ETL (Extract, Transform, Load) is a data integration process that combines data from multiple data sources into a single, consistent data store that is loaded into a data warehouse or other target system. Operational data and external data go through an ETL tool and are stored in data warehouse.
Define a data mart
A subset or an aggregation of the data stored to a primary data warehouse. It includes a set of information pieces relevant to a specific business area, corporate department, or category of users, which allows those users to quickly access critical insights without wasting time searching through an entire data warehouse.
Draw the line between the two different types of Data Warehouse architecture and define their components.
- Two-tier architecture (Source layer => ETL Tools => DW Layer => ): contains different data marts and storage for metadata (data that provides a context with details such as the source, type, owner, relationships, …)
- Three-tier architecture (all the two-tier architecture components + ODS (Operational Data Store): operational data obtained after integrating and cleaning source data. As result, data is integrated, consistent, appropriate, current and detailed).
Identify the different architectures related to the data marts.
- Independent Data marts:
- does not achieve a business scenario utility => data marts does not share data between them - Data Mart Bus
- enterprise view
- conformed dimensions (concepts of primary relevance for the business domain are shared by most data marts) - Hub-And-Spoke
- industry standard
- ODS architecture
- vs Data Mart Bus = harder to set up, ODS architecture should analyze all data coming from the sources. - Federation
- good for highly dynamic environments (mergers and acquisitions)
Define Hierarchy, Cubes, Multidimensional Cube and its relation to measures, facts and dimensions.
Hierarchy can be seen as each dimension being the root of a hierarcht of attributed used to aggregate measure values. It’s a sequence of attributes rooted in a dimension and connected by a many to one relationship.
Cubes are a metaphor for the storage of facts. These cubes consists of measures, dimensions and hierarchies.
Measures tend to be numerical values to quantify the fact from different points of view.
Facts are every business aspects/events that are desired to be monitored. Facts are stored in cubes.
Dimensions are axis of a cube to analyze measure values.
Describe the OLAP Operators.
- Roll-up (zoom out) => start from a cube and return an aggregation
- Drill-down => reverse of roll-up (disaggregate data)

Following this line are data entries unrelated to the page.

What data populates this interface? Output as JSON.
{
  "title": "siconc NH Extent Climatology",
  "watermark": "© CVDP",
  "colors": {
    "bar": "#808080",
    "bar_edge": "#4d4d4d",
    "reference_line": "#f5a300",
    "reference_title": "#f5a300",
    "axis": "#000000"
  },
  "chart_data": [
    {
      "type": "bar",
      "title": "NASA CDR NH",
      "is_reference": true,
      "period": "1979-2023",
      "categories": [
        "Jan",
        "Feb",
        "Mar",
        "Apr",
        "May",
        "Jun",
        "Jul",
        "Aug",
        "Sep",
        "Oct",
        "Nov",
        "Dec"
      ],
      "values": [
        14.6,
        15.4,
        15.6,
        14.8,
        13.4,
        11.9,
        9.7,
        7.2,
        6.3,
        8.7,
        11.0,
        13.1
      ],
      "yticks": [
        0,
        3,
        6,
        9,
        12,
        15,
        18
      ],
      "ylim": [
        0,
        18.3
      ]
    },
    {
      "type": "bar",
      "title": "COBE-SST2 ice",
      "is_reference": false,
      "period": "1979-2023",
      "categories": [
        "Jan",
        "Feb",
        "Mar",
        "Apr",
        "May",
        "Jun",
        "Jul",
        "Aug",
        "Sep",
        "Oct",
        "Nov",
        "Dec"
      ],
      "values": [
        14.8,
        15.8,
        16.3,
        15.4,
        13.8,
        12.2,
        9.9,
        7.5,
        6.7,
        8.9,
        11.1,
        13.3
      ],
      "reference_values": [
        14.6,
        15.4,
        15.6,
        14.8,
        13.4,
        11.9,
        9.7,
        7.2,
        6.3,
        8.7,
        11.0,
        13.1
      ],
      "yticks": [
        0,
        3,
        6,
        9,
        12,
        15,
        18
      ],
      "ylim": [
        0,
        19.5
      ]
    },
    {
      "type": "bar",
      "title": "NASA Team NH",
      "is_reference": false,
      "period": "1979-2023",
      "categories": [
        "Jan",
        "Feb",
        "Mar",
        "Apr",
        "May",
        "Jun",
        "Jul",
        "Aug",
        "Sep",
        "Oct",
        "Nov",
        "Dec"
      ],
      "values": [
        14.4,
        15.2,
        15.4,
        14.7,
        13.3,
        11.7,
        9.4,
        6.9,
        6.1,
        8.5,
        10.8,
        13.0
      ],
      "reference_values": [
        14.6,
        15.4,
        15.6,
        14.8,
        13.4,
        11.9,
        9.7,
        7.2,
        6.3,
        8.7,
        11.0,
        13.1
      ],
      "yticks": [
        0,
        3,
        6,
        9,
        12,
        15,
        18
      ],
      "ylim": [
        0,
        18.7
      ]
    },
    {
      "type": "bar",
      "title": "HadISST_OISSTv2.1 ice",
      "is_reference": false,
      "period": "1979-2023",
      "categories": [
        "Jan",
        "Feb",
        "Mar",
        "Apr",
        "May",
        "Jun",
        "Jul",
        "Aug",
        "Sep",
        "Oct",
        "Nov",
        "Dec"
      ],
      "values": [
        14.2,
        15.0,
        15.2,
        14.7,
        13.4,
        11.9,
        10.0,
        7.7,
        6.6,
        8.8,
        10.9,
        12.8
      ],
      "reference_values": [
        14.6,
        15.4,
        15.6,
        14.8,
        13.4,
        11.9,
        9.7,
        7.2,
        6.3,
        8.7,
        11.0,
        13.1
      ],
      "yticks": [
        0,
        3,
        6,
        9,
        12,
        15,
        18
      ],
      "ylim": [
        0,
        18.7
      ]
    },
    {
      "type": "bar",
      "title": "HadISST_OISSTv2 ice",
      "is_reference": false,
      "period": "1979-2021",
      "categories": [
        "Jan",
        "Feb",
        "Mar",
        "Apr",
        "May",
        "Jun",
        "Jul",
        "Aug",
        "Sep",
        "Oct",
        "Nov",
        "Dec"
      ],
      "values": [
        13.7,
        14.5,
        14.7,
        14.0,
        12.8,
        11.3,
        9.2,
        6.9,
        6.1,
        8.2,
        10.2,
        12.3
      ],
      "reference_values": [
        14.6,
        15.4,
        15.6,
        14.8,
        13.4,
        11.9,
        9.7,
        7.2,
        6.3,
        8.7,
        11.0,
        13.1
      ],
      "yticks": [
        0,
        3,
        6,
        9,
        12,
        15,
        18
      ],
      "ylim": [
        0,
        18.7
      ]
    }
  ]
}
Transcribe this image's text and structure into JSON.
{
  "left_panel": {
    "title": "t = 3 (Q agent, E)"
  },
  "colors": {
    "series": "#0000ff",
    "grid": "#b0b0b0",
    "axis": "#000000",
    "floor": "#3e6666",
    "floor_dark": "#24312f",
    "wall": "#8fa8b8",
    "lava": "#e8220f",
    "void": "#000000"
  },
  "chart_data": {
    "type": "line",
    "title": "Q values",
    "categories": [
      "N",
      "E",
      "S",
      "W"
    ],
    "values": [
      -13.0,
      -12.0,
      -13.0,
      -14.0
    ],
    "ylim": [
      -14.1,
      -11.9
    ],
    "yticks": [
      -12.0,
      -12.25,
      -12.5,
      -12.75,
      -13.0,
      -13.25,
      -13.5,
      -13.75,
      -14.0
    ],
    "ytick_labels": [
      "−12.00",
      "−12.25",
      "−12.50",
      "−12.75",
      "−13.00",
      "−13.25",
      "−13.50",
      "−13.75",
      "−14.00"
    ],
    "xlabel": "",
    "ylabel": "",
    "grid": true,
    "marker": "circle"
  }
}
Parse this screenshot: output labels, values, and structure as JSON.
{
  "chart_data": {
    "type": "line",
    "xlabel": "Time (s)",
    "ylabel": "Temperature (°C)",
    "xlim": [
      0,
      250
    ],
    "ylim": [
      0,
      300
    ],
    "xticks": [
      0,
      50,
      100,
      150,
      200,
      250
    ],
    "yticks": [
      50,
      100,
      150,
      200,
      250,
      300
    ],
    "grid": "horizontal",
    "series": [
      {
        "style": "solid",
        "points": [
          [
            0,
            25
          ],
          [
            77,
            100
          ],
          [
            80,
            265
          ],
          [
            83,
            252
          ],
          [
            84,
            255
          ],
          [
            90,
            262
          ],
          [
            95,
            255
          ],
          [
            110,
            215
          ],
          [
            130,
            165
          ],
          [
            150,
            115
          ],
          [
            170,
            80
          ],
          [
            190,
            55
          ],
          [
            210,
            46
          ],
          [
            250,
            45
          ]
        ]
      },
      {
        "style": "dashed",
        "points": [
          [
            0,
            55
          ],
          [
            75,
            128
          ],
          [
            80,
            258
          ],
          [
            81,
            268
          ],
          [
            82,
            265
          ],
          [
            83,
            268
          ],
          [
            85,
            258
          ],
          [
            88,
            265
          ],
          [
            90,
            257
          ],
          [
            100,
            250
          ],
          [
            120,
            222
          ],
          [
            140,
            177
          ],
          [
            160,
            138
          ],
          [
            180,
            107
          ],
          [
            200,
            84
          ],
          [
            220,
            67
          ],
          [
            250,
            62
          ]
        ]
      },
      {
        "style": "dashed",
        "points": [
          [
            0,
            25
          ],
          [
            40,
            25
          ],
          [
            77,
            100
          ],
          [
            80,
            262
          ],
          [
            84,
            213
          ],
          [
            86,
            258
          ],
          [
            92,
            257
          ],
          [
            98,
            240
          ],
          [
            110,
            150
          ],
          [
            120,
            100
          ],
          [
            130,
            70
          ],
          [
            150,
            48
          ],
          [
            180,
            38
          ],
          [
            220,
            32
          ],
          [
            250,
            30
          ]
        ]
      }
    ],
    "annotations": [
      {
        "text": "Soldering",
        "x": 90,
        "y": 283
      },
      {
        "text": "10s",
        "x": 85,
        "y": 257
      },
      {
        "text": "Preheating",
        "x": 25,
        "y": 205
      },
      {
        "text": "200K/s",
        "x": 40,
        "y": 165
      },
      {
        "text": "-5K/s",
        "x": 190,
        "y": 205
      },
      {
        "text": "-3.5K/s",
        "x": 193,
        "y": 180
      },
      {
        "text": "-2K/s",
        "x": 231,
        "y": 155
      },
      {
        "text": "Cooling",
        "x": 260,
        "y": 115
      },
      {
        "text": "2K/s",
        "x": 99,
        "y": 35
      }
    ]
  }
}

- Slice => filtering based on a specific dimension value
- Dice => filtering based on specific dimension values for all dimension
- Pivoting (change the format of data) => row to columns or columns to rows
- Drill-across => “a join to connect events from different cubes”
Describe the multiple concepts of the Multidimensional Model.
Multidimensional Model is the key for representing and querying information in a Data Warehouse.
Fact is a concept relevant to decision-making processes. A fact expresses many-to-many relationship between its dimensions in the Dimension Fact Model.
Measure is a numerical property of a fact and describes a quantitative fact aspect that is relevant to analysis.
Dimension is a fact property with finite domain and describe an analysis coordinate of the fact.
Describe the normal forms in few words.
1 Normal form = no table column can have tables as values.
2 Normal form = no functional dependencies
3 Normal Form = no transitive dependencies.